The LONI Institute staff from the six partner sites conducts research primarily in materials science, biology and computational sciences.
This area will focus on developing new classes of computational materials that can be used for pharmaceuticals, large-scale modeling and other scientific applications.
→ Materials Theory, Modeling, Computation & Analysis - this area will pair fundamental physics concepts with computational sciences to create new approaches for designing computational materials and will provide an improved model for how theoreticians and computational scientists can collaborate.
→ Surfaces, Interfaces and Nanostructures - computational studies will help to unravel the structured, electronic and other physical properties of low-dimensional materials and to develop novel techniques for developing surface structures.
→ System On-Chip Design and Integration - this area will develop pre-fabricated designs and simulation sensors to aid LI staff in their work.
→ Computational Modeling of Mechanical Behavior of Polymer Nanocomposites - investigating interfacial, bulk and composite performance properties requires advanced modeling and computer simulation techniques at several levels. Such techniques will be developed in this area.
→ Micro Electro-Mechanical Systems - this area will develop a broad range of computational capabilities to aid effective polymer design and synthesis.
→ Polymer Design and Synthesis - this area will use computational approaches to complex materials problems. One key research area will be developing a framework to understand and control nano-structural material properties.

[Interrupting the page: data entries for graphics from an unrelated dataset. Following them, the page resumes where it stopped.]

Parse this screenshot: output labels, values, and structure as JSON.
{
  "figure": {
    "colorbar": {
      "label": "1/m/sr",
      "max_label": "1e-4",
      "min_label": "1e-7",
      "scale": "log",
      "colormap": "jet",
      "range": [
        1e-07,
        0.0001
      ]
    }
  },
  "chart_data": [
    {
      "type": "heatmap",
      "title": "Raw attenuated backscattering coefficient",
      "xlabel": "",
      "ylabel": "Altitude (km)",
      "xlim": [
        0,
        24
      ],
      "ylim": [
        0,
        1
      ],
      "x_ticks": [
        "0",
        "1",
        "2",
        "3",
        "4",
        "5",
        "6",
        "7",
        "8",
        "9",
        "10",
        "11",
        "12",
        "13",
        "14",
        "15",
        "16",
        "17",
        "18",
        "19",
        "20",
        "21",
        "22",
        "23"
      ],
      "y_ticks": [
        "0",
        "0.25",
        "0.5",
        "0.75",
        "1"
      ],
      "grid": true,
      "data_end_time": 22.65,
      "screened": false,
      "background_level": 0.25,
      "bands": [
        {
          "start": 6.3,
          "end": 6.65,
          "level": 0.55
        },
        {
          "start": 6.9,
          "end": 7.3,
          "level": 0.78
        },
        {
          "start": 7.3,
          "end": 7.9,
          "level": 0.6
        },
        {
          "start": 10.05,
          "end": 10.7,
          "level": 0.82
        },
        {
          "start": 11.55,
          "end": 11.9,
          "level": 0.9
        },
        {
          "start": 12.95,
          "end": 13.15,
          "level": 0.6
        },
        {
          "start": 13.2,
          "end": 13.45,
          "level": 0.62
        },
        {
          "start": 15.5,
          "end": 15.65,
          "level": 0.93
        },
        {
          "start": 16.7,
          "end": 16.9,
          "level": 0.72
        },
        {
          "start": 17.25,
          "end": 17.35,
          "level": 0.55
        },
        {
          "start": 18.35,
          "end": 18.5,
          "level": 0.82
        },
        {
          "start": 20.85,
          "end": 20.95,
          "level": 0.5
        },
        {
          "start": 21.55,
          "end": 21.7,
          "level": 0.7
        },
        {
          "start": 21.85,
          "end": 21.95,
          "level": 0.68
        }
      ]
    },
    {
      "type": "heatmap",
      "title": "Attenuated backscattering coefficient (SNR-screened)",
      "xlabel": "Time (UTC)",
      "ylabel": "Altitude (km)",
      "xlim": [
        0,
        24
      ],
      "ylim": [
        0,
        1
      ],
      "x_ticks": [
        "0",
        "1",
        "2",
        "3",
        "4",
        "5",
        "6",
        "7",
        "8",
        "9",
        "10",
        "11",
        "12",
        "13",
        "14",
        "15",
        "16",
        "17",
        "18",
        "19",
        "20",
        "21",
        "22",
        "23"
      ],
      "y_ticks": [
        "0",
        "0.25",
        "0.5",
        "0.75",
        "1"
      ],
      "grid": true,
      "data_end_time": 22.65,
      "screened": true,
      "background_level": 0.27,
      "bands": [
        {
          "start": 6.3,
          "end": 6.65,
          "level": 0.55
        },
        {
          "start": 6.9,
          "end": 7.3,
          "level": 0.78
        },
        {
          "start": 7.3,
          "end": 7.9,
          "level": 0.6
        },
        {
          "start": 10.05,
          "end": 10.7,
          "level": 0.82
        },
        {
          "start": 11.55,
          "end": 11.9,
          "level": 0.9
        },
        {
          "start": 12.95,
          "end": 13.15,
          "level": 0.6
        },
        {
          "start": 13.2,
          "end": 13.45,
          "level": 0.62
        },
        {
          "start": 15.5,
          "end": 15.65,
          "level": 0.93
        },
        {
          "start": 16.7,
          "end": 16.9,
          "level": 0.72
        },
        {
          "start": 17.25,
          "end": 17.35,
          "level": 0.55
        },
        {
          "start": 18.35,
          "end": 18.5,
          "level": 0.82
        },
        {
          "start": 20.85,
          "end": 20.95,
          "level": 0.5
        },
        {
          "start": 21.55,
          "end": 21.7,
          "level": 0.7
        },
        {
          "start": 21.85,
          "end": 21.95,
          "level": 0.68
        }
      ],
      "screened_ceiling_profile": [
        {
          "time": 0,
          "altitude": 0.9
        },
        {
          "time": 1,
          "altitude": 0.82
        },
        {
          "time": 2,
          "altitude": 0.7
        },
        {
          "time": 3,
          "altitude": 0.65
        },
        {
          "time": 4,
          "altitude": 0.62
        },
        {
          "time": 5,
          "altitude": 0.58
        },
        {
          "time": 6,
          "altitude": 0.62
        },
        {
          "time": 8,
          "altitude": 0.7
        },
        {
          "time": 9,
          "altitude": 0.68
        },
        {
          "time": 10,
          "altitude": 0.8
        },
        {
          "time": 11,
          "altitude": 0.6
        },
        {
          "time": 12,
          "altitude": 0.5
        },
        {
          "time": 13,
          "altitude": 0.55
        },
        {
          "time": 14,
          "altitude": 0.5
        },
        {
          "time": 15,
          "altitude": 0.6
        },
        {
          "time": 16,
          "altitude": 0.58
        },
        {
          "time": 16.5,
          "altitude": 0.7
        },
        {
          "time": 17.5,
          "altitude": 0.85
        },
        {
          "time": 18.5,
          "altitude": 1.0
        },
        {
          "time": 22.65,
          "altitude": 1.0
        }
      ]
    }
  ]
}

→ Polymer Rheology and Mixed-Scale Flow - this area will conduct numerical modeling and simulation of manufacturing processes.
→ Polymer (soft-matter) imaging - this area will be one of a small, select group of researchers around the world who focus on aiding polymer simulation (see above.)
This area will focus on applying computational sciences to studying biological processes in the human body as well as in other organisms.
→ Metagenomics - this area will provide the resources needed for effective examination of genomes from an entire ecosystem.
→ Ciliary Motion - this area will develop large-scale computational fluid dynamics simulations to further understanding of the biological processes of hair-like appendages in the body.
→ Pulmonary Mechanics - this area will develop computational science methods to extend current studies of airway processes in the body to incorporate realistic bio-physical properties.
→ Computational Biofluid Mechanics - this area will work with computational materials teams to make progress in studying/simulating fluid flow in the body.
→ DNA-based Detection - this area will develop cyberinfrastructure and computing workflow tools to aid design of new methods for detection and quantification of new organisms in water samples.
→ Phlogenomic Protein Identification - this area will develop computational methods of detecting and analyzing new proteins found in analysis of new species.
→ Understanding the Infection Mechanism - this area will expand on computational efforts to simulate the HIV virus' effect on bodily cells for better understanding of how the virus spreads.
This area will focus primarily on developing novel approaches for data retrieval, storage, archiving and simulation. The tools developed for data in this area will greatly aid the applications in the computational materials and biology groups.
→ Cactus Toolkit for Multi-Scale Simulations - this area will develop Cactus-based toolkits to better aid biological and materials science research.
→ SAGA - this area will develop a new set of Cactus "thorns," using the SAGA libraries that run multi-physics, multi-scale codes in any desired configuration, to support the scientific goals of the biologists and materials scientists.
→ Distributed Data Management - this area will develop more effective data management tools to improve how scientists can perform their research. Innovative data distribution systems also will facilitate rapid sharing of information among scientists.
→ Scheduling Services - this area will improve data scheduling through LONI to ease collaboration between different scientific research groups.
→ Algorithms for Medical Data Integration, Mining and Discovery - this area will develop inter-operable middleware and associated algorithms for improved medical data integration, mining and storage to aid the LONI Institute's biomedical applications.